Uma citação de Marsha Linehan (fundadora da Terapia Comportamental Dialética, DBT) pode ser bem útil para demonstrar o processo que buscamos promover no ato de não fazer nada: “Quando somos livres, podemos encarar nossos anseios e desejos e dizer: ‘Não preciso satisfazer vocês’.”.
Retomando o início do texto, volto a dizer (com outras palavras): essa situação – e muitas outras, que acontecem cotidianamente sem que a percebamos – podem nos ensinar muito sobre regulação emocional.
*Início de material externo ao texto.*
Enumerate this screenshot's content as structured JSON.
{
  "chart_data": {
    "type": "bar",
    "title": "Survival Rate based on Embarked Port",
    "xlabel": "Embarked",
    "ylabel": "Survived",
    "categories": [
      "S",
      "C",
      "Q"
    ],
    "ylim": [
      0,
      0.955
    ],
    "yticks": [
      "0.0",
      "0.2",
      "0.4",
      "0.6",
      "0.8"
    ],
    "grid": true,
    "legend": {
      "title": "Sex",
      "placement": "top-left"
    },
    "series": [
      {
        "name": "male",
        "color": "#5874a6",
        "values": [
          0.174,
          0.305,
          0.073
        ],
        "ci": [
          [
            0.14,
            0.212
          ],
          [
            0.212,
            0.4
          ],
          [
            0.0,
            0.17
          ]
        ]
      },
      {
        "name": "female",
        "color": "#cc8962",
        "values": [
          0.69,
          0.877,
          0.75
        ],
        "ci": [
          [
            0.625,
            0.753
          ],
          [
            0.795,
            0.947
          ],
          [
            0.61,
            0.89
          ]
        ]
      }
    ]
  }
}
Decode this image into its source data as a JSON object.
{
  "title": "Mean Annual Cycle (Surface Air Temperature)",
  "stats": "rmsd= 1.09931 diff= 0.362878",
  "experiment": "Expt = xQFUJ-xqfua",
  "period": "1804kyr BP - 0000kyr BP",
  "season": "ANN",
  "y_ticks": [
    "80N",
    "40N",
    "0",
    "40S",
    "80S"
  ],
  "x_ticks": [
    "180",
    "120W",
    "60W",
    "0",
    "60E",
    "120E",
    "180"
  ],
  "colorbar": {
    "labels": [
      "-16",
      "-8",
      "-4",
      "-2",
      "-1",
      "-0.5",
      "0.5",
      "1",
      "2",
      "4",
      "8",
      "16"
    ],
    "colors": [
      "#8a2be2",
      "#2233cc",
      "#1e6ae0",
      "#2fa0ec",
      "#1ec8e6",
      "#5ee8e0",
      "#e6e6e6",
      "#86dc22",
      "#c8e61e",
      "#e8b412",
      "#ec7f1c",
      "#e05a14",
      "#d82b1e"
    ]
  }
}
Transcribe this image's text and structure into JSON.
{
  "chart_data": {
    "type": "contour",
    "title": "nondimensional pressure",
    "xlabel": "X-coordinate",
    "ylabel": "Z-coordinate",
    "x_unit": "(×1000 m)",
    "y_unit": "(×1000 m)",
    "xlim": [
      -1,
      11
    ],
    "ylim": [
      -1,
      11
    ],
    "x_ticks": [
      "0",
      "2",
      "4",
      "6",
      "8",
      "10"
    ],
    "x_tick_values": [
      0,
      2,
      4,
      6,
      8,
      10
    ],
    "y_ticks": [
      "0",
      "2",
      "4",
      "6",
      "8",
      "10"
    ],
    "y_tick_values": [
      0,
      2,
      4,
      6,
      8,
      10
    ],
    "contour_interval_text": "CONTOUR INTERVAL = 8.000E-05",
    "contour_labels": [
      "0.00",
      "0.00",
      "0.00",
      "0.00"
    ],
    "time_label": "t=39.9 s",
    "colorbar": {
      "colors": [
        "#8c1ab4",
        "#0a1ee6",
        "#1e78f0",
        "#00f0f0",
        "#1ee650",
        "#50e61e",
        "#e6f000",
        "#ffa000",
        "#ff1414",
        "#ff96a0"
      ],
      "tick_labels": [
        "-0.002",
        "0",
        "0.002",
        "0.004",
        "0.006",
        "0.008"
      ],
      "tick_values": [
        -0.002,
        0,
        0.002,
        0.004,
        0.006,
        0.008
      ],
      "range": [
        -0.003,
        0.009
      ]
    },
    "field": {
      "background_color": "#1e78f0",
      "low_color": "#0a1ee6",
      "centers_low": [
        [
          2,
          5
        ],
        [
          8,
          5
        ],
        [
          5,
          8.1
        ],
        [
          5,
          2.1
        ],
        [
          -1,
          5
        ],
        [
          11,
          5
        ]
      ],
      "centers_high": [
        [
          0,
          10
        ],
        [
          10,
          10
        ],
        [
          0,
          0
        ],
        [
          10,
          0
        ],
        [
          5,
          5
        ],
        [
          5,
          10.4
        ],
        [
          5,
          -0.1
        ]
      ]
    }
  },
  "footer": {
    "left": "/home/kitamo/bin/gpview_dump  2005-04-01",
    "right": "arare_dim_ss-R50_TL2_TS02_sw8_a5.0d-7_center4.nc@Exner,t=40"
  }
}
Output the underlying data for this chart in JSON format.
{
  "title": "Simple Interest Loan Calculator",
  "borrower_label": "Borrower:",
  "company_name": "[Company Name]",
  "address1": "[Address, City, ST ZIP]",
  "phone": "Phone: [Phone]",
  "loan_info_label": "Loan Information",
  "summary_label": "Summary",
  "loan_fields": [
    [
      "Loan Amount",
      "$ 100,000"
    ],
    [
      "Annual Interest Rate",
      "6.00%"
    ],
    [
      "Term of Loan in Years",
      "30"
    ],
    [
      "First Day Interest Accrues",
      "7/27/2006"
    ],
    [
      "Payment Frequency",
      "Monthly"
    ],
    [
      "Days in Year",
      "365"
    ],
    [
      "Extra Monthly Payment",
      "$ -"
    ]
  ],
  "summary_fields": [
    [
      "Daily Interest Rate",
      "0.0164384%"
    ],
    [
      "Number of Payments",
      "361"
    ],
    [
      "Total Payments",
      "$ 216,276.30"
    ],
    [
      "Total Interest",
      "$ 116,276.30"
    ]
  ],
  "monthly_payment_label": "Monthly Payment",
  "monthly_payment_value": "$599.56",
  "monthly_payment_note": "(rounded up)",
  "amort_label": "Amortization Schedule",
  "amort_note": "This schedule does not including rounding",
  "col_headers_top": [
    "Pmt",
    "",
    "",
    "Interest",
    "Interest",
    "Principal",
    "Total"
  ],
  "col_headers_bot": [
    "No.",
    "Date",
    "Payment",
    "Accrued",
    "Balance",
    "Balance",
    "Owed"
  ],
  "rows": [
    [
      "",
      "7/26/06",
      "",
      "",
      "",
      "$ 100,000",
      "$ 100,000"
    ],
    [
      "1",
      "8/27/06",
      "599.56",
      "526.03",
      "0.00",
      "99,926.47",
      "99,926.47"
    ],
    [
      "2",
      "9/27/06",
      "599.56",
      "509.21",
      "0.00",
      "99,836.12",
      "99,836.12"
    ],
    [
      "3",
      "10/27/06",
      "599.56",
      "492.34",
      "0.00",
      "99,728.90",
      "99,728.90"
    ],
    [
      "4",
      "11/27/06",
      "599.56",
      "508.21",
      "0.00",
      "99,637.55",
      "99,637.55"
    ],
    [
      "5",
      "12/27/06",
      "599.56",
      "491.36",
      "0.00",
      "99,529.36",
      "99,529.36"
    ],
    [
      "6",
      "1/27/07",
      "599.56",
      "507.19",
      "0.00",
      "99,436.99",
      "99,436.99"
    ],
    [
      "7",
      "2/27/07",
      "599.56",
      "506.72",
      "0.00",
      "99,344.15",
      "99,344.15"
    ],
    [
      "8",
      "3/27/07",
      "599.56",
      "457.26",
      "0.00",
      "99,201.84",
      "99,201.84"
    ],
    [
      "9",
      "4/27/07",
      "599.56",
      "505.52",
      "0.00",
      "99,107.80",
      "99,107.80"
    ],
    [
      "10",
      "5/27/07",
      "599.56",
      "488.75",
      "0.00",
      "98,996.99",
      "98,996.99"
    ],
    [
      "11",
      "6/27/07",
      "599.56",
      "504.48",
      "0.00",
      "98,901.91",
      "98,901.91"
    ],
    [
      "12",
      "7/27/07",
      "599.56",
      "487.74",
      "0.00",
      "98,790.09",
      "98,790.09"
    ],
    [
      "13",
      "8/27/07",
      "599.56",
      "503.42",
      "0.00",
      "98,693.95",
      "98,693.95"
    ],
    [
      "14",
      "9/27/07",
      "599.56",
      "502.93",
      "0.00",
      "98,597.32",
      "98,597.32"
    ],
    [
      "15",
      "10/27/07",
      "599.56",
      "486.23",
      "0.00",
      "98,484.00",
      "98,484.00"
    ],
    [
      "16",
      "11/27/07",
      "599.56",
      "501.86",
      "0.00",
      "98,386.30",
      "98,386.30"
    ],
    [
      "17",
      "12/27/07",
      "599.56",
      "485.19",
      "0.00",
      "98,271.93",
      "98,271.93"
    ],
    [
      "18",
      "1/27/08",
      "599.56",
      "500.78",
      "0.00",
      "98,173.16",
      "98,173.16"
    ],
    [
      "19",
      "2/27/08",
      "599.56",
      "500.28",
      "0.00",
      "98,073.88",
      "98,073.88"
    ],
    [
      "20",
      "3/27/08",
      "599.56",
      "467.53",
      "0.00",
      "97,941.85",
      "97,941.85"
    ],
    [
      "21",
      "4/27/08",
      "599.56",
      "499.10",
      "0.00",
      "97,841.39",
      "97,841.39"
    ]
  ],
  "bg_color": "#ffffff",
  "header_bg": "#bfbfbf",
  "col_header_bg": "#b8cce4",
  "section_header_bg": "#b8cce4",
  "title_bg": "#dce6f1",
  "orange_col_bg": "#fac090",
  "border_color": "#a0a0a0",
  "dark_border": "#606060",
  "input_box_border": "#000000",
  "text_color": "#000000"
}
Dentre os aprendizados da vez, três podem ser destacados:
1. Conflitos e emoções não precisam ser sempre evitados. Quando nos orientamos pelo que consideramos importante (e não unicamente pelo desconforto), podemos passar por situações desconfortáveis e melhorá-las.
2. Emoções não são chamadas para ação. Podemos senti-las sem ser realmente mobilizados por elas.
3. Quando se trata de emoções, é improvável que uma estratégia seja inteiramente ruim ou boa. Na maioria das vezes, são estratégias que funcionam em contextos específicos (e em outros, não).
A vida acontece nas pequenas e contínuas situações em que nos inserimos. Observando essas pequenas situações, aprendemos sobre o contexto, emoções, nós mesmos e a própria vida.
Sugestões de leitura
Ferreira, T. A. (2023). Construindo Flexibilidade Psicológica: O Método das Narrativas Funcionais. São Paulo: NDD Media.
Ferreira, T. A. (2021). Terapias contextuais comportamentais: Análise funcional e prática clínica. Santana de Parnaiba: Editora Manole.
Hayes, S. C. (2020). A liberated mind: How to pivot toward what matters. New York: Avery.
Hayes, S. C., Strosahl, K. D., & Wilson, K. G. (2021). Terapia de Aceitação e Compromisso: O Processo e a Prática da Mudança Consciente. São Paulo: Artmed Editora.
Linehan, M. (2010). Terapia Cognitivo-Comportamental para Transtorno da Personalidade Borderline: Guia do Terapeuta. São Paulo: Artmed Editora.
Linehan, M. (2017). Treinamento de Habilidades em DBT: Manual de Terapia Comportamental Dialética para o Terapeuta. São Paulo: Artmed Editora.
McKay, M., Wood, J. C., Brantley, J. (2023). Terapia comportamental dialética: Livro de atividades. Editora Sextante.